The article below may be copied or published but must remain intact, with attribution to the author. I also request that the words “First published in the Durango Herald” accompany any publication. For more information, please write the author at: email@example.com.
Express your Opinion on the Land Swap
© Richard Grossman MD, 2009
I appreciate Representative John Salazar for taking an interest in the National Forest Land Swap, an important issue for residents of La Plata County. His request to lengthen the comment period had the desired result—the Forest Service will receive comments until October 30th. I hope that more people will express their opinions about this proposed swap. I also hope that they will identify any vested interest. Apparently this sort of transparency was lacking during the recent public meeting during which most people in favor of the swap had reason to benefit financially from it.
In general, this column is about balancing humans with the natural world. The proposed land swap is about balancing the benefits of preserving one beautiful tract with three others.
To review, the Glacier Club (still called “Tamarron” by Durangotangs) wants to extend its properties to the north. It has proposed a land swap with the National Forest to gain ownership of property south of Chris Park. In exchange, it would give the National Forest three privately owned parcels. Closest is the tract where two branches of Hermosa Creek join. It is largely overgrazed meadow where cattle have damaged the streams. I hear that the second, “Mitchell Lakes,” is beautiful. With Forest Service ownership, both parcels could be protected from development and further harm. They intend to exclude cattle and restore the riparian habitat and native cutthroat trout to Hermosa Creek. An old mining claim in the Weminuche Wilderness, the third parcel is above Silverton.
The official appraisals of these four parcels are available on the San Juan Forest site at: www.fs.fed.us/r2/sanjuan/projects/projects.shtml. This site also has maps of the four parcels, a map showing existing public trails that would be closed if Tamarron prevails, and a link to the huge Draft Environmental Impact Statement. Most important, there is information on how to contact the Forest Service with your opinion on the swap.
The National Forest has been trying to get the Hermosa parcel for decades. It would be wonderful for this to happen; on the other hand, I would hate to lose access to some of the National Forest closest to Durango.
One of the things I dislike most about the proposed swap is that some of this beautiful land would probably be used for nine new holes of golf. Tamarron is already audacious enough to have built some of its current golf course on National Forest land, and part of the swap is to legalize that arrogance. Golf courses are notable for their harm to the environment. Not only do they destroy the native species that once thrived on the land, they require vast quantities of water and toxic chemicals to maintain non-native grass.
Like it or not, I think the land swap is pretty much a “done deal.” We do have the opportunity to request that the impact on the Chris Park area be minimized. I have written Cindy Hockelberg at: firstname.lastname@example.org with my suggestions to minimize the harm to the land and people of La Plata County. Here is my list of requests:
1. The Forest Service should select Alternative 4 because it would maximize the land available to people and wildlife. The total land taken by Tamarron is slightly less than with Alternative 2 (the alternative currently preferred by the Forest Service—and Tamarron).
2. The Forest Service could make the land available to Tamarron smaller, providing a wider buffer from the Chris Park Campground.
3. The emergency access road and parking lot proposed in Alternative 2 would seriously interfere with the Rapp Corral business. The additional road would be detrimental to wildlife, is not needed and should not be built.
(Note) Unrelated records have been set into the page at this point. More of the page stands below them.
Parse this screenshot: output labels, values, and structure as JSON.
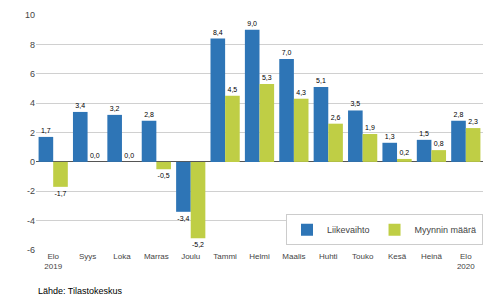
{
  "chart_data": {
    "type": "bar",
    "categories": [
      "Elo\n2019",
      "Syys",
      "Loka",
      "Marras",
      "Joulu",
      "Tammi",
      "Helmi",
      "Maalis",
      "Huhti",
      "Touko",
      "Kesä",
      "Heinä",
      "Elo\n2020"
    ],
    "series": [
      {
        "name": "Liikevaihto",
        "color": "#2E75B6",
        "values": [
          1.7,
          3.4,
          3.2,
          2.8,
          -3.4,
          8.4,
          9.0,
          7.0,
          5.1,
          3.5,
          1.3,
          1.5,
          2.8
        ],
        "value_labels": [
          "1,7",
          "3,4",
          "3,2",
          "2,8",
          "-3,4",
          "8,4",
          "9,0",
          "7,0",
          "5,1",
          "3,5",
          "1,3",
          "1,5",
          "2,8"
        ]
      },
      {
        "name": "Myynnin määrä",
        "color": "#BFCE45",
        "values": [
          -1.7,
          0.0,
          0.0,
          -0.5,
          -5.2,
          4.5,
          5.3,
          4.3,
          2.6,
          1.9,
          0.2,
          0.8,
          2.3
        ],
        "value_labels": [
          "-1,7",
          "0,0",
          "0,0",
          "-0,5",
          "-5,2",
          "4,5",
          "5,3",
          "4,3",
          "2,6",
          "1,9",
          "0,2",
          "0,8",
          "2,3"
        ]
      }
    ],
    "ylim": [
      -6,
      10
    ],
    "yticks": [
      -6,
      -4,
      -2,
      0,
      2,
      4,
      6,
      8,
      10
    ],
    "grid": true,
    "data_labels": true,
    "legend": "lower right",
    "annotations": [
      "Lähde: Tilastokeskus"
    ]
  }
}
4. It is important to make sure that the present Chris Park Road is not used for routine access to Tamarron, although it could be used for emergencies when not snow-covered. It is especially important to me that this road not be cleared of snow in the winter. My wife and I support Durango Nature Studies, which takes hundreds of school kids on snowshoes each winter on this road. We teach them about life in the cold with the “Surviving and Thriving in Winter” program. The Chris Park Road needs to have a locked barrier where it connects to Tamarron; traffic will interfere with this important use of the Forest.
5. The land swap plan provides for replacement of current trails that will be on Tamarron land. We need a guarantee that the new trails will be completed within a year.
I encourage readers to contact the Forest Service with their opinions about the proposed land swap. This is an important matter and our opinions can change the end result.